Emánuel Moór (1863-1931)
Music for Viola
Prelude and Fugue for string quartet, P182 (1917)
Prelude in E major for viola and piano, Op 123 (1910–12; arr. Hegemann, 2021)
Pičces lyriques for string quartet, Op 139
Romanze for viola with piano accompaniment, P202 (1895)
Concertstück in C-sharp minor for viola and piano, P166
Concertstück in C-sharp minor for viola and orchestra, P167 (orch. Beraldo, 2020)
Dirk Hegemann (viola), Dávid Báll (piano)
Rosenstein String Quartet
Anima Musicae Chamber Orchestra/Mátyás Antal
rec. 2021, Budapest, Hungary
TOCCATA CLASSICS TOCC0650 [62]
Emánuel Moór’s peripatetic life-story militated against his music being cherished by any one country. He fell between borders. He was Hungarian-born, Viennese-trained (with Bruckner), a UK citizen and domiciled in Switzerland. Others led such lives by choice or adventitious compulsion but their music has flourished better than that of Moór. He wrote symphonies, concertos, chamber music, songs and an opera Hertha. He also busied himself industriously with inventing a sort of super-piano and similar developments for the stringed instruments. Neither caught on but the piano “The Duplex Coupler” had some success, even if ultimately it faded into the footnotes of history.
To push the programme out further than purism would permit, on this disc we have works in which Moór merely ‘included’ the viola rather than having the instrument as solo or principal. The first and third pieces are of that ilk. The string quartet Prelude and Fugue of 1917 is thicket-dense and yet lyrical withall. Written while Europe was convulsed, the diptych resembles a collision - a most agreeable collision - between the styles of Brahms and Othmar Schoeck. The Prelude is a pleasing confection and if the Fugue has the inevitable downside of suchlike its lyricism is redemption enough.
The Prelude for viola and piano pre-dates the Great War and is an arrangement; but a refined one. It rings with sultry Bachian congeries and Bruch-like lyricism. It has a rather basic recessed piano part; there is never any doubt about where the limelight shines. The invention and tendresse lies in the viola part which, had this been heard in a version for violin, would have suited Arthur Grumiaux like a velvet glove. The four Pičces lyriques for string quartet are highly civilised essays - a little like the string quartets by Smetana and even the one by Kreisler. They break no new ground but trade adeptly in charm and in touchingly unfading and unbruised poetry.

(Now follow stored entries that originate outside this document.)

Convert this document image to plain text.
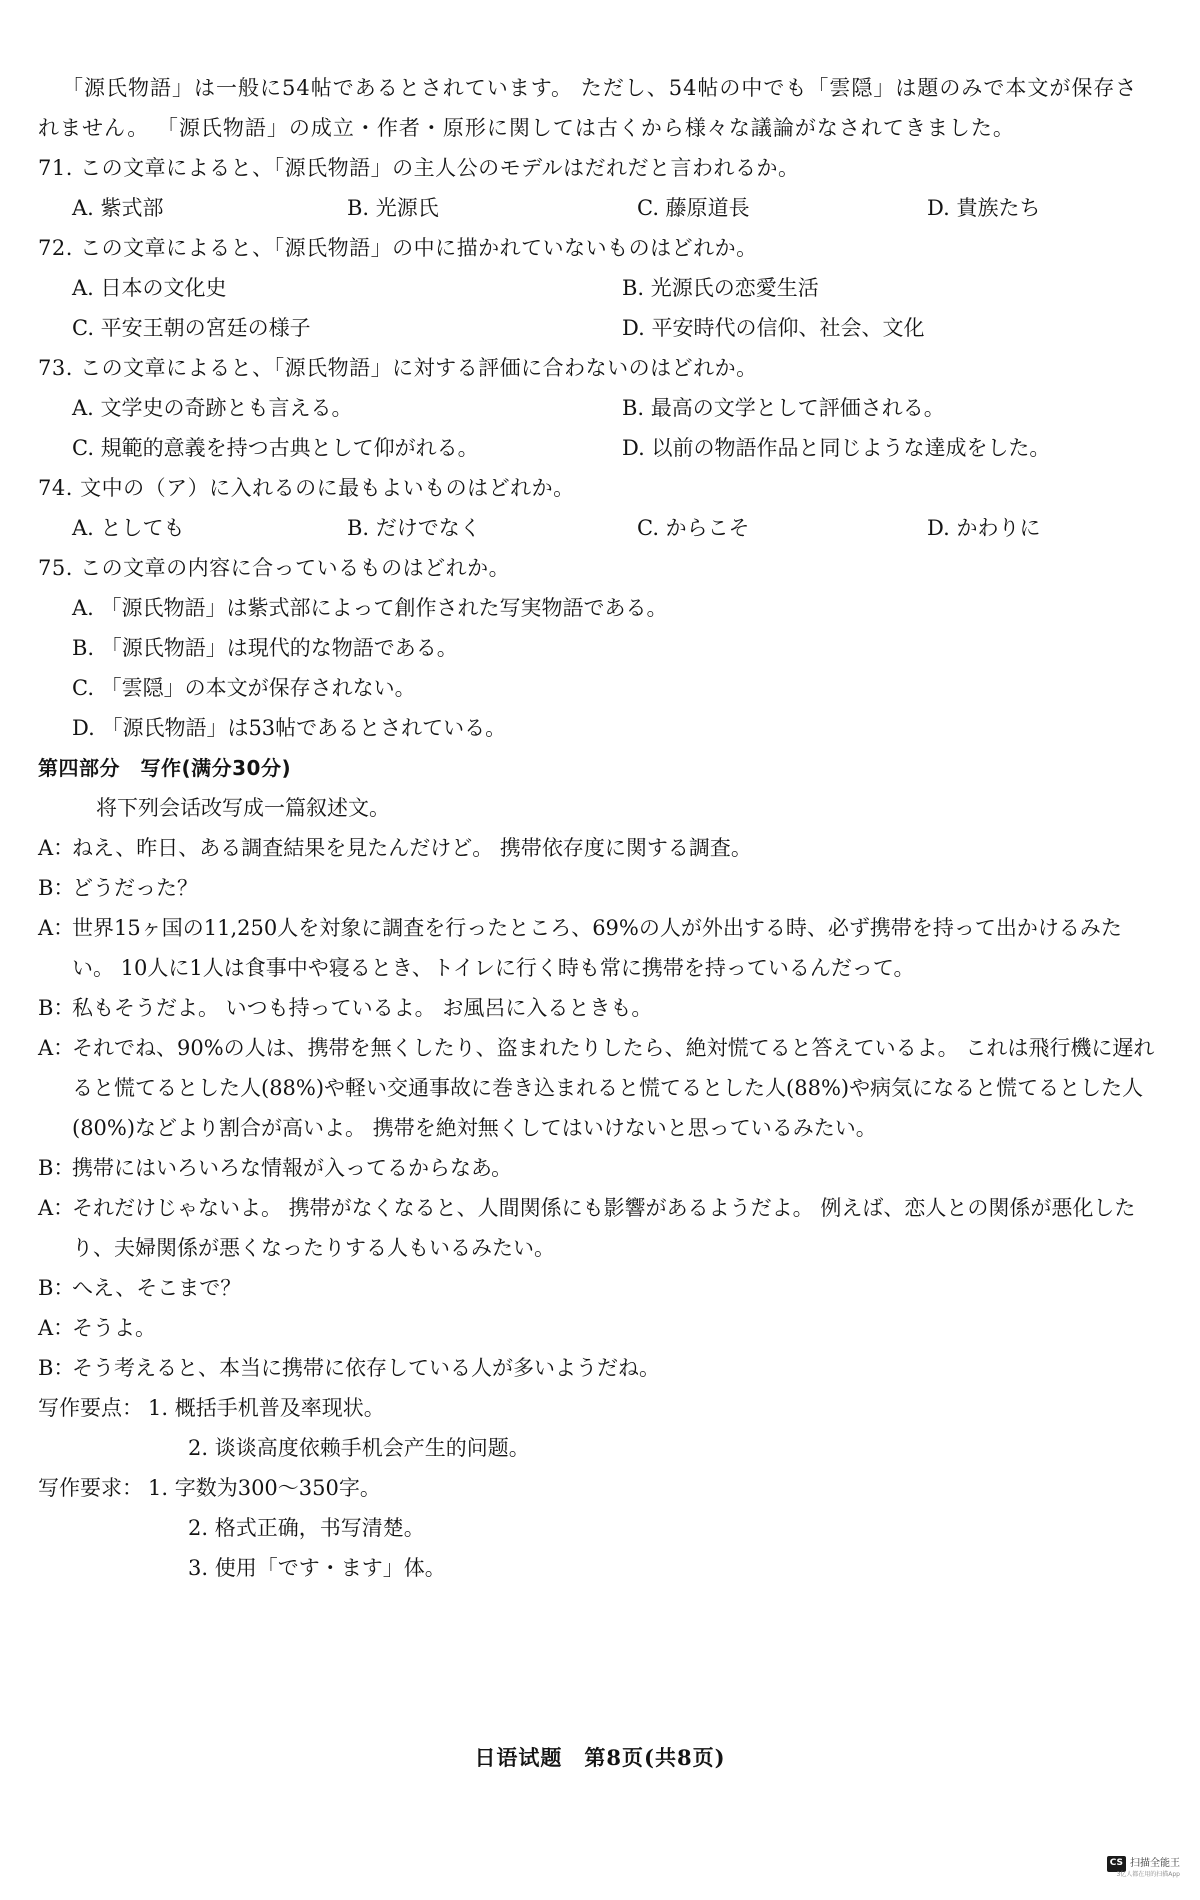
「源氏物語」は一般に54帖であるとされています。 ただし、54帖の中でも「雲隠」は題のみで本文が保存されません。 「源氏物語」の成立・作者・原形に関しては古くから様々な議論がなされてきました。

71. この文章によると、「源氏物語」の主人公のモデルはだれだと言われるか。

A. 紫式部	B. 光源氏	C. 藤原道長	D. 貴族たち

72. この文章によると、「源氏物語」の中に描かれていないものはどれか。

A. 日本の文化史	B. 光源氏の恋愛生活
C. 平安王朝の宮廷の様子	D. 平安時代の信仰、社会、文化

73. この文章によると、「源氏物語」に対する評価に合わないのはどれか。

A. 文学史の奇跡とも言える。	B. 最高の文学として評価される。
C. 規範的意義を持つ古典として仰がれる。	D. 以前の物語作品と同じような達成をした。

74. 文中の（ア）に入れるのに最もよいものはどれか。

A. としても	B. だけでなく	C. からこそ	D. かわりに

75. この文章の内容に合っているものはどれか。

A. 「源氏物語」は紫式部によって創作された写実物語である。

B. 「源氏物語」は現代的な物語である。

C. 「雲隠」の本文が保存されない。

D. 「源氏物語」は53帖であるとされている。

第四部分　写作(满分30分)

将下列会话改写成一篇叙述文。

A：
ねえ、昨日、ある調査結果を見たんだけど。 携帯依存度に関する調査。
B：
どうだった？
A：
世界15ヶ国の11,250人を対象に調査を行ったところ、69%の人が外出する時、必ず携帯を持って出かけるみたい。 10人に1人は食事中や寝るとき、トイレに行く時も常に携帯を持っているんだって。
B：
私もそうだよ。 いつも持っているよ。 お風呂に入るときも。
A：
それでね、90%の人は、携帯を無くしたり、盗まれたりしたら、絶対慌てると答えているよ。 これは飛行機に遅れると慌てるとした人(88%)や軽い交通事故に巻き込まれると慌てるとした人(88%)や病気になると慌てるとした人(80%)などより割合が高いよ。 携帯を絶対無くしてはいけないと思っているみたい。
B：
携帯にはいろいろな情報が入ってるからなあ。
A：
それだけじゃないよ。 携帯がなくなると、人間関係にも影響があるようだよ。 例えば、恋人との関係が悪化したり、夫婦関係が悪くなったりする人もいるみたい。
B：
へえ、そこまで？
A：
そうよ。
B：
そう考えると、本当に携帯に依存している人が多いようだね。
写作要点： 1. 概括手机普及率现状。

2. 谈谈高度依赖手机会产生的问题。

写作要求： 1. 字数为300～350字。

2. 格式正确，书写清楚。

3. 使用「です・ます」体。

日语试题　第8页(共8页)
CS 扫描全能王
3亿人都在用的扫描App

The Romanze is an emotional work which threatens to ignite the kindling at any moment. The viola Concertstück P166 is a serious, extended work with some lovely, if unremarkable, invention that stops short of getting airborne. There is a surprising diffidence about it. The orchestral Concertstuck P167 is different. It is thoughtful but has some temperament and spark about it. The orchestration - nice work - feels faithful to the era and is by Andreas Luca Beraldo. It was made in 2020.
Mátyás Antal, who conducts the Anima Musicae Chamber Orchestra, has appeared in these pages before. There’s a review of his conducting of the Vianna da Motta Symphony with the Hungarian State Orchestra in 1988 for Portusom.
The performances and recordings (firsts for all these works) are warm and the players’ essential advocacy for such unfamiliar music is never in doubt.
The booklet commentary, in English only, which is supportively fulsome, is by Doro Gersin and Dirk Hegemann.